Iris (e/c) melebar, dengan jantung yang berdetak dua kali lebih cepat dari biasanya. (Name) tak menduga Jitsui akan melakukan hal ini, menciumnya tapi disaat yang sama menyelipkan surat diantara bibir mereka, menghindari bertemunya bibir mereka. Pikiran laki-laki ini memang tidak bisa dia tebak.

"Ini surat dariku, fans beratmu."

(Name) ingin saja menanyakan semua tindakan Jitsui, tapi ingatan rasionalnya kembali muncul saat mengingat waktu check in tersisa sedikit. Melihat depan surat yang diberikan, tertulis sebuah kalimat dengan rapi.

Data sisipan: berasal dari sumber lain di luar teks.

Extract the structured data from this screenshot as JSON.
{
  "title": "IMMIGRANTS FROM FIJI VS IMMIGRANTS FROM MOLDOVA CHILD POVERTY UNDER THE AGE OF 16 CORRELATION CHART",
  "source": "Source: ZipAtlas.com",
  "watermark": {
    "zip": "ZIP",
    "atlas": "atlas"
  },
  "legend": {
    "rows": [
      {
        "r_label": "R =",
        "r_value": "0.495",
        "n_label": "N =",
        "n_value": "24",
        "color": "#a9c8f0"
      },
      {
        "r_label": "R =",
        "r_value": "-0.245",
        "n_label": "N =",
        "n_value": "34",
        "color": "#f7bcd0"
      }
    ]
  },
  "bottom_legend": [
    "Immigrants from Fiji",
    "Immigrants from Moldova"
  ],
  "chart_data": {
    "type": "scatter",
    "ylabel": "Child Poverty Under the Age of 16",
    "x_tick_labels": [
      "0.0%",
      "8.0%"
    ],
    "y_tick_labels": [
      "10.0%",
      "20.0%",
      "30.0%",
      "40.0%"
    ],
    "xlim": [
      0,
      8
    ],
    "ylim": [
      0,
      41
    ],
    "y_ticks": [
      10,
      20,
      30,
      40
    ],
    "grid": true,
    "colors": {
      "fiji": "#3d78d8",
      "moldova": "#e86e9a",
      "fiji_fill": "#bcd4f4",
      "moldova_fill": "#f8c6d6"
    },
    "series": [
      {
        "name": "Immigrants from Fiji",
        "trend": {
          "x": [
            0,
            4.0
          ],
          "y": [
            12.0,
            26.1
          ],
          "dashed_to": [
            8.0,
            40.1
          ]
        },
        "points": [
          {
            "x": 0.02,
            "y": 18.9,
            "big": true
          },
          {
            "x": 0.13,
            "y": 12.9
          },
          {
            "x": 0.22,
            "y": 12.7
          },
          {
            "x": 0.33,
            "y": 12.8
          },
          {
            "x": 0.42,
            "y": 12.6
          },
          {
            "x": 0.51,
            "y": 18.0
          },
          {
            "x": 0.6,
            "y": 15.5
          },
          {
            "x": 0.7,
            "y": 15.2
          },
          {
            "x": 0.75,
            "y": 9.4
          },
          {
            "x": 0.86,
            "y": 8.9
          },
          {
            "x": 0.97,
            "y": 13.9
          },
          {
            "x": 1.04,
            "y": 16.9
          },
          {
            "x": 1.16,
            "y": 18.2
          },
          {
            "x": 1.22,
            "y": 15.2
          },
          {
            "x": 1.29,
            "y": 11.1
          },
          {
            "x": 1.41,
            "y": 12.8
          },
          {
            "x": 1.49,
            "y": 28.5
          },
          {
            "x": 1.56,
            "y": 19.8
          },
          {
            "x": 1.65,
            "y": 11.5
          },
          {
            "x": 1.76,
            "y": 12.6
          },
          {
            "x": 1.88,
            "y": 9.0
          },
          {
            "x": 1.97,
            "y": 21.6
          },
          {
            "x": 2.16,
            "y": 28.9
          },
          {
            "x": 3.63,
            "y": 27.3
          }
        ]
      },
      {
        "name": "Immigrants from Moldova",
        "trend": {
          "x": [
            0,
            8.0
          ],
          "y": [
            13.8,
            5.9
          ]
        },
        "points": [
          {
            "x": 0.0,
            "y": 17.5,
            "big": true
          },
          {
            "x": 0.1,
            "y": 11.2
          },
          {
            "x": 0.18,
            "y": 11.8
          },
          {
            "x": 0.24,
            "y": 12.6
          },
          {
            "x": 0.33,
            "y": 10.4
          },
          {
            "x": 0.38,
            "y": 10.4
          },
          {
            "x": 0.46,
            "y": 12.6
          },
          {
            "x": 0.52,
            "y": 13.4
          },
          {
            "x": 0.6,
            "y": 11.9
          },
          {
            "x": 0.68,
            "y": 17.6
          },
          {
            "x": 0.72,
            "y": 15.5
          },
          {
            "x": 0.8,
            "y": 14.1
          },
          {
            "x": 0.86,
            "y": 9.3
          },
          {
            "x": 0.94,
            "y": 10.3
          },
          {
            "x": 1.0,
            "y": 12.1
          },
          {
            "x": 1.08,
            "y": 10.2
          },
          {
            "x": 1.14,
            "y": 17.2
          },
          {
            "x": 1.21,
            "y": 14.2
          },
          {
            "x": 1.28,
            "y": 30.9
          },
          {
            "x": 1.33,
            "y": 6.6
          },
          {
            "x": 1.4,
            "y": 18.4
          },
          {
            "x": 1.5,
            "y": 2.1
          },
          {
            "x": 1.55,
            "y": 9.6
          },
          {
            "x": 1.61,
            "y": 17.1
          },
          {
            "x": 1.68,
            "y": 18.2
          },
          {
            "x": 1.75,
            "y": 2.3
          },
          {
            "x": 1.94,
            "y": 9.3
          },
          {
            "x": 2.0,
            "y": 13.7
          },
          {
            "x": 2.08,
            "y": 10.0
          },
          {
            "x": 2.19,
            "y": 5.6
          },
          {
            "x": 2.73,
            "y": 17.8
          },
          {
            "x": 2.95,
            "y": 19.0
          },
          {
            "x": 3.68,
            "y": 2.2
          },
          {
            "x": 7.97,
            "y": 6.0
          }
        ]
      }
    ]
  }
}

"Tolong dibaca ya, (Pseudonym)-san~"

.

.

.

Omake:

Menghela napas panjang saat tubuh duduk di kursi empuk pesawat, (Name) kemudian membuka surat Jitsui.

From: Morishima J.

To: (Pseudonym) aka (Name) (Surname).

Hope you enjoy my tour, and see you, mon amour~

Wajah (Name) memerah, dan dengan cepat memasukkan kembali surat tersebut ke dalam tasnya—menyadari handphone-nya masih menyala. Saat (Name) hendak mematikan handphone-nya, namun pesan dari grup NaniApp membuat (Name) berhenti.

Seketika (Name) berharap pesawatnya mengalami delay untuk sekedar memberikan pelukan hangat untuk fans setianya itu.